PostgreSQL uses a cost-based optimizer, which looks at the costs of all possible plans based on statistics gathered by scanning your tables (normally by autovacuum) and costing factors. If it's not choosing the fastest plan, it is usually because your costing factors don't accurately model actual costs for your environment, statistics are not up-to-date, or statistics are not fine-grained enough.
After turning index_scan and seq_scan back on:
I have generally found the cpu_tuple_cost default to be too low; I have often seen better plans chosen by setting that to 0.03 instead of the default 0.01; and I've never seen that override cause problems.
If the active portion of your database fits in RAM, try reducing both seq_page_cost and random_page_cost to 0.1.
Be sure to set effective_cache_size to the sum of shared_buffers and whatever your OS is showing as cached.
Never disable autovacuum. You might want to adjust parameters, but do that very carefully, with small incremental changes and subsequent monitoring.
You may need to occasionally run explicit VACUUM ANALYZE or ANALYZE commands, especially for temporary tables or tables which have just had a lot of modifications and are about to be used in queries.

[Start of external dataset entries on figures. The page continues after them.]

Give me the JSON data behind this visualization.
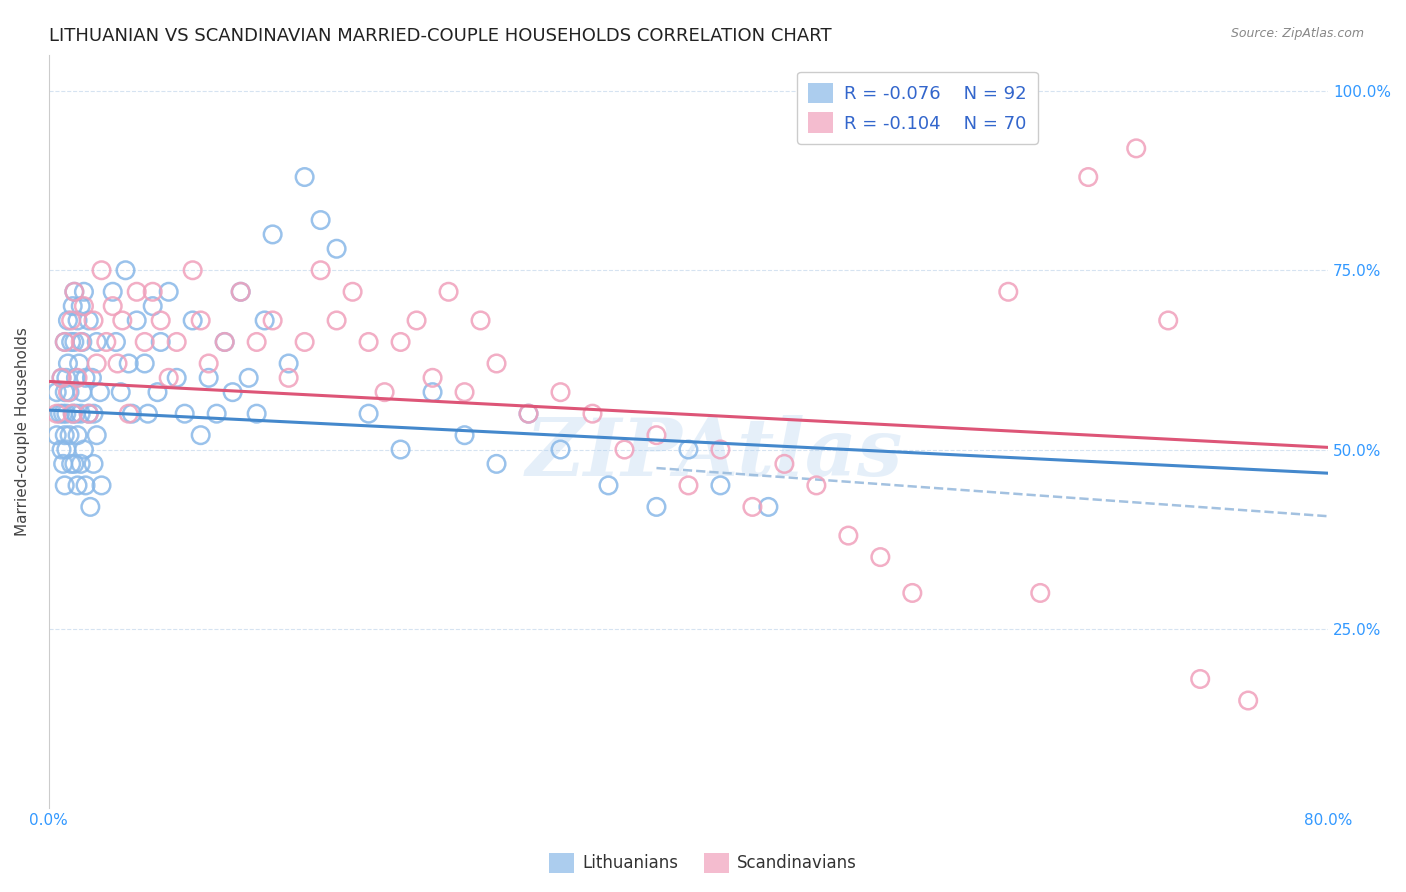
{
  "title": "LITHUANIAN VS SCANDINAVIAN MARRIED-COUPLE HOUSEHOLDS CORRELATION CHART",
  "source": "Source: ZipAtlas.com",
  "ylabel": "Married-couple Households",
  "xmin": 0.0,
  "xmax": 0.8,
  "ymin": 0.0,
  "ymax": 1.05,
  "blue_color": "#89B8E8",
  "pink_color": "#F0A0BB",
  "blue_line_color": "#4488CC",
  "pink_line_color": "#DD5577",
  "dash_line_color": "#99BBDD",
  "watermark": "ZIPAtlas",
  "legend_R_blue": "-0.076",
  "legend_N_blue": "92",
  "legend_R_pink": "-0.104",
  "legend_N_pink": "70",
  "title_fontsize": 13,
  "axis_label_fontsize": 11,
  "tick_fontsize": 11,
  "legend_fontsize": 13
}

You might want to increase default_statistics_target, from_collapse_limit, join_collapse_limit, or some geqo settings; but it's hard to tell whether those are appropriate without a lot more detail than you've given so far.
You can try out a query with different costing factors set on a single connection. When you confirm a configuration which works well for your whole mix (i.e., it accurately models costs in your environment), you should make the updates in your postgresql.conf file.

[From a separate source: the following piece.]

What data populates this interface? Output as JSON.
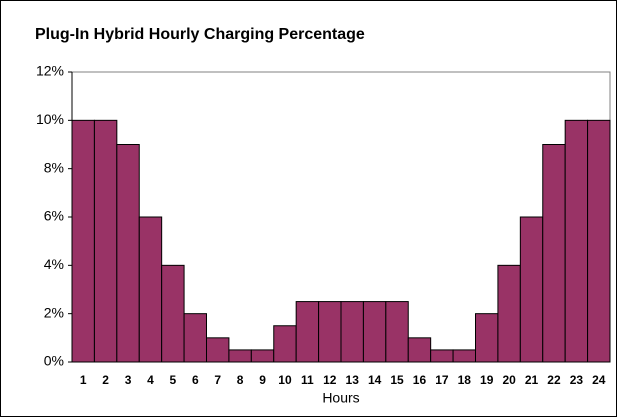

If you want more targeted help, please show the structure of the tables, the query itself, and the results of running EXPLAIN ANALYZE for the query. A description of your OS and hardware helps a lot, too, along with your PostgreSQL configuration.
Why ?
The most logical answer is because of the way your database tables are configured.
Without you posting your table schema's I can only hazard a guess that your indices don't have a high cardinality.

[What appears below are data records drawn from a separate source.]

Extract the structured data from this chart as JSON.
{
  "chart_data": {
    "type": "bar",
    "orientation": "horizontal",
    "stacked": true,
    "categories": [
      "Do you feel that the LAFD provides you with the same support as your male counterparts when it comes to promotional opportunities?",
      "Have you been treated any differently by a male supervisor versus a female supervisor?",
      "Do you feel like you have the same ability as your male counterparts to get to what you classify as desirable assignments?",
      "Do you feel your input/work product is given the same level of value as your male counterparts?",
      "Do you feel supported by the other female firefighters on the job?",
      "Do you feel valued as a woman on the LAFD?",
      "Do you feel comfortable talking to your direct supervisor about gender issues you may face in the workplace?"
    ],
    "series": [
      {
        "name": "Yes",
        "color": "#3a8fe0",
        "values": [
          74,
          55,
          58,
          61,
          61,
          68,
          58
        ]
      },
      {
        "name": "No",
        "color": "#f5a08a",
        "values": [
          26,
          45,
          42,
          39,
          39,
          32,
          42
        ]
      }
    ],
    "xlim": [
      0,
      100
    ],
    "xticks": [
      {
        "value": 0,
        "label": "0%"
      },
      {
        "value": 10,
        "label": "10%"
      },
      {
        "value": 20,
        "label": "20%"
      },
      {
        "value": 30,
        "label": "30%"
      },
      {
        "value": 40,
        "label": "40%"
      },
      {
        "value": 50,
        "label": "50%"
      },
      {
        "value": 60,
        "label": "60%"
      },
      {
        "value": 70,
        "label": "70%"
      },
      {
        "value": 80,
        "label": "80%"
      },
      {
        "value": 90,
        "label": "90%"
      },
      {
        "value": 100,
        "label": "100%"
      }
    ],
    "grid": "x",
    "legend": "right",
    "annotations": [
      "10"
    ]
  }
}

that is to say, that if your index contains too much information to be useful then it will be far less efficient, or indeed slower.
Cardinality is a measure of how unique a row in your index is. The lower the cardinality, the slower your query will be.
A perfect example is having a boolean field in your index; perhaps you have a Contacts table in your database and it has a boolean column that records true or false depending on whether the customer would like to be contacted by a third party.
In the mean, if you did 'select * from Contacts where OptIn = true'; you can imagine that you'd return a lot of Contacts; imagine 50% of contacts in our case.
Now if you add this 'Optin' column to an index on that same table; it stands to reason that no matter how fine the other selectors are, you will always return 50% of the table, because of the value of 'OptIn'.
This is a perfect example of low cardinality; it will be slow because any query involving that index will have to select 50% of the rows in the table; to then be able to apply further WHERE filters to reduce the dataset again.
Long story short; If your Indices include bad fields or simply represent every column in the table; then the SQL engine has to resort to testing row-by-agonizing-row.
Anyway, the above is theoretical in your case; but it is a known common reason for why queries suddenly start taking much longer.
Please fill in the gaps regarding your data structure, index definitions and the actual query that is really slow!